I'm not sure what makes an implementation a "reference
implementation". I did find my old manila folder labelled "TCP
Meeting Bakeoff 1/27-29/1979", which has documents on the "scoring"of
the "TCP Testing Session" with schedule for Saturday, 27 January 1979
10:00 - Discussion of Procedures; 10:30 - Testing Begins" Since
that session was where lots of things like checksums were hammered out
to achieve NxN interoperability, perhaps those are the "reference"
implementations? I remember we subsequently documented what the test
TCPs actually did to create the next TCP spec.
Anyway, the regular TCP Meeting was the following Monday, and the
printed list of attendees includes Haverty, Plummer, Tomlinson,
Wingfield, Cerf, Cain, McFarland, Grossman, Abramovitz, Biba. Cohen,
Postel, Chiappa, Clark, Stensby, Sunshine, Davie, Masterman, Mathis,
Poggio, Cringle, Meyne, and Braden.
I assume that list includes the people who were at the prior Saturday
Bakeoff, so the TCPs involved were likely:
Haverty - PDP11 Unix
Plummer - PDP10 Tenex (or TOPS20?)
Wingfield - PDP11 Unix (11/70)
Clark - Multics
Mathis - LSI11
Braden - 360
TCP implementations had been around for over a year prior to this.
Also, this was the time when the TCP3 spec was being hammered out. I
found a bunch of notes about that, as well as a copy of the January
1978 "Specification of Internetwork Transmission Control Program TCP
Version 3" by Cerf and Postel, along with a "Transmittal Letter"

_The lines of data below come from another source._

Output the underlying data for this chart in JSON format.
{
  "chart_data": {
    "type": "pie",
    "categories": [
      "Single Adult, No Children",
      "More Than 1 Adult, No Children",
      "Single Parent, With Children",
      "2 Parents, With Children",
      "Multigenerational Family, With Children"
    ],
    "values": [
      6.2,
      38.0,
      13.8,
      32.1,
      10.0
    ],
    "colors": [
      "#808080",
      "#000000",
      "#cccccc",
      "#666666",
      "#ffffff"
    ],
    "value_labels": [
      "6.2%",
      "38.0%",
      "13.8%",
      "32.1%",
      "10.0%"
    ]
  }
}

listing 2 pages of issues to be resolved in the next edition. As I
recall, the "next edition" was TCP 4.
There were other TCP implementations going on, but I think the
"Bakeoff" was where the nitty gritty details got ironed out and nailed
down -- like exactly how the various pieces of the headers got
calculated in the checksum -- and that led to interoperability. But
there were also implementations in progress at Ford, DTI, BBN (HP3000,
Vax, TIP), and elsewhere (UCL?)
Also found a piece of paper -- "The First Traditional TCP Bakeoff
Special Award Jack Haverty" signed (in ink, no printed signatures
here!) by Dr. Vinton G. Cerf. I can't recall what the award was for
though. Must be a collectors' item...
Jon must have written up a report on the results of the tests. Still
digging around in the garage....
/Jack
PS - was someone looking for an official TCP version 3 spec?